My solution for this dilemma is to schedule them all in for one block of time, usually on Saturdays. I commit myself to doing all the nasty, unpleasant things in one fell swoop, so then I don’t have to worry about them until a full week from then. I find this is more pleasant for me than trying to clean throughout the week, or always having a nagging feeling I should pay my bills. As long as I schedule and commit to it in my mind or on my calendar, it’s there, I’ll do it and I’ll be done with it!

My favourite benefit about this system is that it will save you time! If you’re in cleaning mode, you can get all ready with all your supplies at the beginning of the hour, then just go from room to room cleaning. Since you’re clumping like things together, it won’t be as much effort as if you tried to clean one room every day. I find that by grouping like activities together, you’re able to get into the head space of those particular tasks, and you become much more efficient because of it. So just stick everything all in together, and finish it up more quickly!

Also try clumping together things you enjoy: ‘schedule’ yourself two hours for cooking, eating and reading, for example. I find it’s more enjoyable to have a stretch of time for leisure activities, rather than fifteen minutes of fun for every hour of work. Of course, you’re welcome to do it in a different way, but I really believe focusing on one activity at a time will give you more free time!

.

3. Don’t waste your time!

Photo thanks to Johan L

How many of you spend time every day on Facebook, flipping through photos and lurking people’s profiles? Me too. How many check their email twenty times a day, just for something to do on the computer? Me too. How many while away the hours watching television shows that they really don’t even care about? Me too.

Those are some of my time wasters. Some of my others include lingering on the computer, waiting for blogs to pop up on my rss reader, surfing the web aimlessly, and going on Facebook for no reason at all. It’s not as if I’m on Facebook to catch up with old friends or keep in touch, it’s usually just to see what other people are doing.

And if you enjoy spending your free time doing any of the things listed above, I completely understand. That’s your prerogative! But personally, I feel that those activities are a waste of my time. Those types of tasks are really not how I want to spend my free time; I’m not interested in being a zombie! I’d rather devote my spare time to reading, writing, cooking, skyping with my friends, taking photos and practicing yoga. And of course the activities you enjoy doing in your spare time will be different from mine, granted. But I’m sure you know what you’d love to be doing, “if only you had the time”.

So recognize these patterns! Think of how much time we waste with our eyes glazed over, consuming mountains of information about things we don’t actually care about: like the romantic lives of people from high school, or who will get kicked off ‘A Double Shot at Love’ (one of my low points in reality tv..). It’s ridiculous! And all the while we think we have no time for what would really give us true pleasure.

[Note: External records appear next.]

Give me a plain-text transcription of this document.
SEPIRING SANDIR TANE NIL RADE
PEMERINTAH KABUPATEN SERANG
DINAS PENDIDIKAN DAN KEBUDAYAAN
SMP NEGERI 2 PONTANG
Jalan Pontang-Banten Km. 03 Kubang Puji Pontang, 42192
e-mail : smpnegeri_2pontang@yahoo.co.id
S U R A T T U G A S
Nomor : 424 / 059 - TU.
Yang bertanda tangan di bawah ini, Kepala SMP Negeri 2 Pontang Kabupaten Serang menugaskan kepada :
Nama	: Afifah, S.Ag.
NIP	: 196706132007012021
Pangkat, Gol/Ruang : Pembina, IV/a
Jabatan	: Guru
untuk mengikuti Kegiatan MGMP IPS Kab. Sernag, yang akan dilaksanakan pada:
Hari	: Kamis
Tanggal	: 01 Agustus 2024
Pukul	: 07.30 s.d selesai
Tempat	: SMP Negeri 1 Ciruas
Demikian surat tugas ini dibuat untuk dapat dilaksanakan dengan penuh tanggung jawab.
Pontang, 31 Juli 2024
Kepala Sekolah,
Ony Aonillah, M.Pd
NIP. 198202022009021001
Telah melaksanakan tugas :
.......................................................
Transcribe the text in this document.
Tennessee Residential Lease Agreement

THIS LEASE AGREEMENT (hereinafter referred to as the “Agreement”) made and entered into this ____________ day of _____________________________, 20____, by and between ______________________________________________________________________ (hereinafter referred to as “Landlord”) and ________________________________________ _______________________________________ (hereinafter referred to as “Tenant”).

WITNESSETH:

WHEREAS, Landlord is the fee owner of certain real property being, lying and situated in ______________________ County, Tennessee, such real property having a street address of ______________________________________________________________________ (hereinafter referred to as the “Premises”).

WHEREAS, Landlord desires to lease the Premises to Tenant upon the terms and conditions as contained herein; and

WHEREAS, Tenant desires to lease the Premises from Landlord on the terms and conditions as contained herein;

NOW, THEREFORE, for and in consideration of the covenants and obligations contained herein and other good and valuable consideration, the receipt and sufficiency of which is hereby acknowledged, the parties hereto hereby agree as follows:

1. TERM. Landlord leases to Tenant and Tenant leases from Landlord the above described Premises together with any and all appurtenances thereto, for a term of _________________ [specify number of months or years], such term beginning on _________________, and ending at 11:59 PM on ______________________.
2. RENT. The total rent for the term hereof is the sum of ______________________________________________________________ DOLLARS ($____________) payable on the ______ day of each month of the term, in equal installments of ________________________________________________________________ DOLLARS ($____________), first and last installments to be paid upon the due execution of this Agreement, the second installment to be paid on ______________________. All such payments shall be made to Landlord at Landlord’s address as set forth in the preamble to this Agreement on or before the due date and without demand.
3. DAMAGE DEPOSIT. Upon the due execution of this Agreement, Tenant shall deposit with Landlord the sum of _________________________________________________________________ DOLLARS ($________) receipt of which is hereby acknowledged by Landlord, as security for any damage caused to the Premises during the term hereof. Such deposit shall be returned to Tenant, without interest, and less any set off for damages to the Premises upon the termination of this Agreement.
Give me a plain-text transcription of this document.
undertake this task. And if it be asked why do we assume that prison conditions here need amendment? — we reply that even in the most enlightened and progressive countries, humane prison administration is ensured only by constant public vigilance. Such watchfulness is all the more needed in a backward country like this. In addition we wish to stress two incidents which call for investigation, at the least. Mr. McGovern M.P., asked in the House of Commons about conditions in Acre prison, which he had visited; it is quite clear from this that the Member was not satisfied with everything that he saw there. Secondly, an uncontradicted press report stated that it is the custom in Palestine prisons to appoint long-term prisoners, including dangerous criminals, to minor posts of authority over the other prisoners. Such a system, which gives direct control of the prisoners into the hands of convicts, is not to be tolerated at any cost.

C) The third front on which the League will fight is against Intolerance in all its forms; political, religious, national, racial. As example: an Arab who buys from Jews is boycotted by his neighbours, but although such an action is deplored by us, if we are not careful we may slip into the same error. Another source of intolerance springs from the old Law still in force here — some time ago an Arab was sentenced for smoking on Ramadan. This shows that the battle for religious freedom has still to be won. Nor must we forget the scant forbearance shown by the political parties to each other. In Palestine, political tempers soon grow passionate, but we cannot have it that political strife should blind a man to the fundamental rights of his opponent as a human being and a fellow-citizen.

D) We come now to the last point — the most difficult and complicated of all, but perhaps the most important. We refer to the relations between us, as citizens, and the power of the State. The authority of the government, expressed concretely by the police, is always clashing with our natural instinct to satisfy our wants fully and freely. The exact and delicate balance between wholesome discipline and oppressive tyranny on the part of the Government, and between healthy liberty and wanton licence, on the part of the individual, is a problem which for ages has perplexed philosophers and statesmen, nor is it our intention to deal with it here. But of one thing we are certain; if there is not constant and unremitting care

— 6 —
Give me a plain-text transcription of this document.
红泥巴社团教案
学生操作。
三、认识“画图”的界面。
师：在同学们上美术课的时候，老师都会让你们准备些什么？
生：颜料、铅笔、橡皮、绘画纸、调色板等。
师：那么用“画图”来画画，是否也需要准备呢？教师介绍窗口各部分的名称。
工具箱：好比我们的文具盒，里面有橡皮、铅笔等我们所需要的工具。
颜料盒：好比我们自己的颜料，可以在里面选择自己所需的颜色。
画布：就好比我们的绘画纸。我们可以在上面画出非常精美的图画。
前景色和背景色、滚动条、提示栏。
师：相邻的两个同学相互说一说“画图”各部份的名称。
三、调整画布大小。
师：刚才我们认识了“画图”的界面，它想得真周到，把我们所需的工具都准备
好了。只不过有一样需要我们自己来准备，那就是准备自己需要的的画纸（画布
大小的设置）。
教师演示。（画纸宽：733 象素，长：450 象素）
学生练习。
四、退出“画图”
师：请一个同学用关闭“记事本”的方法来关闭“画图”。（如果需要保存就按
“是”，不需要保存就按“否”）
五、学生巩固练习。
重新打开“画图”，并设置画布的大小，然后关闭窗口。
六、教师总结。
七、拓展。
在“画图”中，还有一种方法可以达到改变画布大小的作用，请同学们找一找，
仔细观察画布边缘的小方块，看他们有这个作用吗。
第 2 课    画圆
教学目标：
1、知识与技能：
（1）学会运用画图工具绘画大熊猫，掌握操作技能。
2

My challenge to you (and myself!) is to

  1. Recognize your time-wasters
  2. Remember what really makes you happy and fulfilled
  3. Make a conscious effort to cut back on #1 and up the ante on #2!

.

Tell me..

What are some techniques you use to schedule your life and create more free time? I’m constantly learning, and trying to improve on the way I’m doing things. Having enough time for all the things I want/need to do and have free time seems like a monumental challenge, but I think that committing more fully to these three simple steps will help with that dilemma a whole lot.

Good luck time management whiz kids!